Intended Learning Outcomes

By the end of this unit, students will be able to:

  1. demonstrate sophisticated knowledge of experimentalism in a range of arts during the Cubist period;
  2. exercise critical interpretive skills of ‘reading’ across genres and media;
  3. evaluate, analyse and synthesize with a sophistication appropriate to the level a range of artistic genres and media and theory and criticism relating to them;
  4. present and defend their analyses and arguments orally and in writing with a complexity and register appropriate to this level of study;
  5. collaborate with other student group members in the effective design and creation of a digital mini-exhibition curation.

Teaching Information

Teaching will be delivered through a combination of synchronous sessions and asynchronous activities, including seminars, lectures, and collaborative as well as self-directed learning opportunities supported by tutor consultation.

Assessment Information

1 x timed assessment (60%), testing ILOs 1-4.

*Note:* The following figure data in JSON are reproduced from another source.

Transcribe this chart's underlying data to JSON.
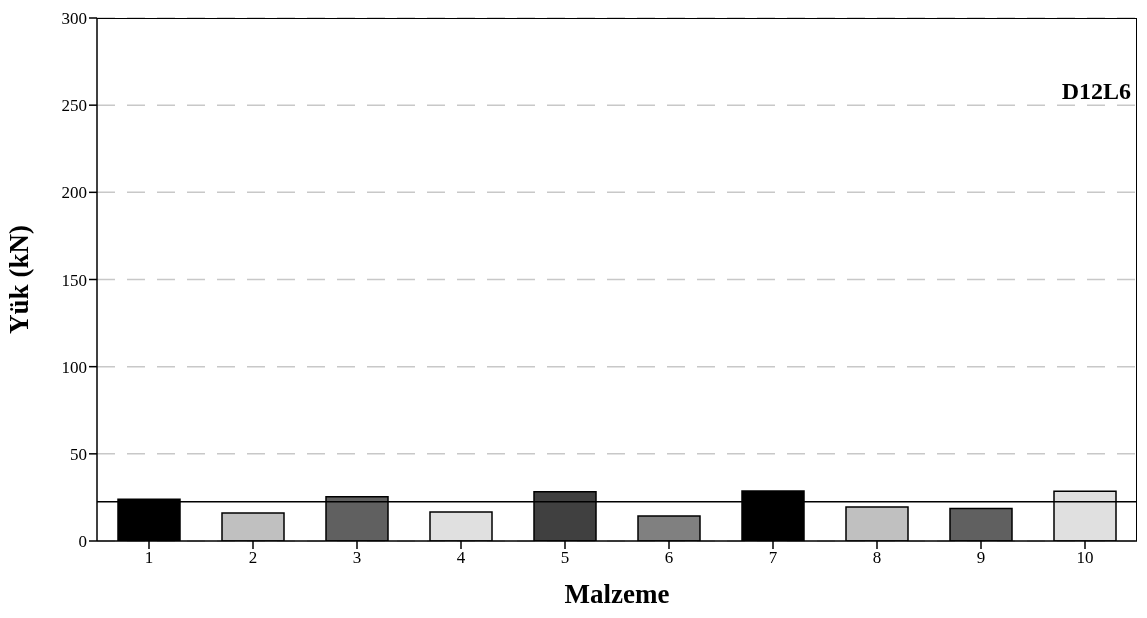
{
  "chart_data": {
    "type": "bar",
    "xlabel": "Malzeme",
    "ylabel": "Yük (kN)",
    "annotations": [
      "D12L6"
    ],
    "categories": [
      "1",
      "2",
      "3",
      "4",
      "5",
      "6",
      "7",
      "8",
      "9",
      "10"
    ],
    "values": [
      24,
      16,
      25.4,
      16.7,
      28.3,
      14.4,
      28.7,
      19.5,
      18.7,
      28.5
    ],
    "colors": [
      "#000000",
      "#c0c0c0",
      "#606060",
      "#e0e0e0",
      "#404040",
      "#808080",
      "#000000",
      "#c0c0c0",
      "#606060",
      "#e0e0e0"
    ],
    "ylim": [
      0,
      300
    ],
    "yticks": [
      0,
      50,
      100,
      150,
      200,
      250,
      300
    ],
    "grid": "y",
    "ref_lines": [
      {
        "axis": "y",
        "value": 22.5,
        "color": "#000000",
        "line_style": "solid"
      }
    ]
  }
}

1 x assessed group project (40%), testing ILOs 1-5.

Resources

If this unit has a Resource List, you will normally find a link to it in the Blackboard area for the unit. Sometimes there will be a separate link for each weekly topic.

If you are unable to access a list through Blackboard, you can also find it via the Resource Lists homepage. Search for the list by the unit name or code (e.g. FREN30096).

How much time the unit requires
Each credit equates to 10 hours of total student input. For example a 20 credit unit will take you 200 hours of study to complete. Your total learning time is made up of contact time, directed learning tasks, independent learning and assessment activity.

See the Faculty workload statement relating to this unit for more information.

Assessment
The Board of Examiners will consider all cases where students have failed or not completed the assessments required for credit. The Board considers each student's outcomes across all the units which contribute to each year's programme of study. If you have self-certificated your absence from an assessment, you will normally be required to complete it the next time it runs (this is usually in the next assessment period).
The Board of Examiners will take into account any extenuating circumstances and operates within the Regulations and Code of Practice for Taught Programmes.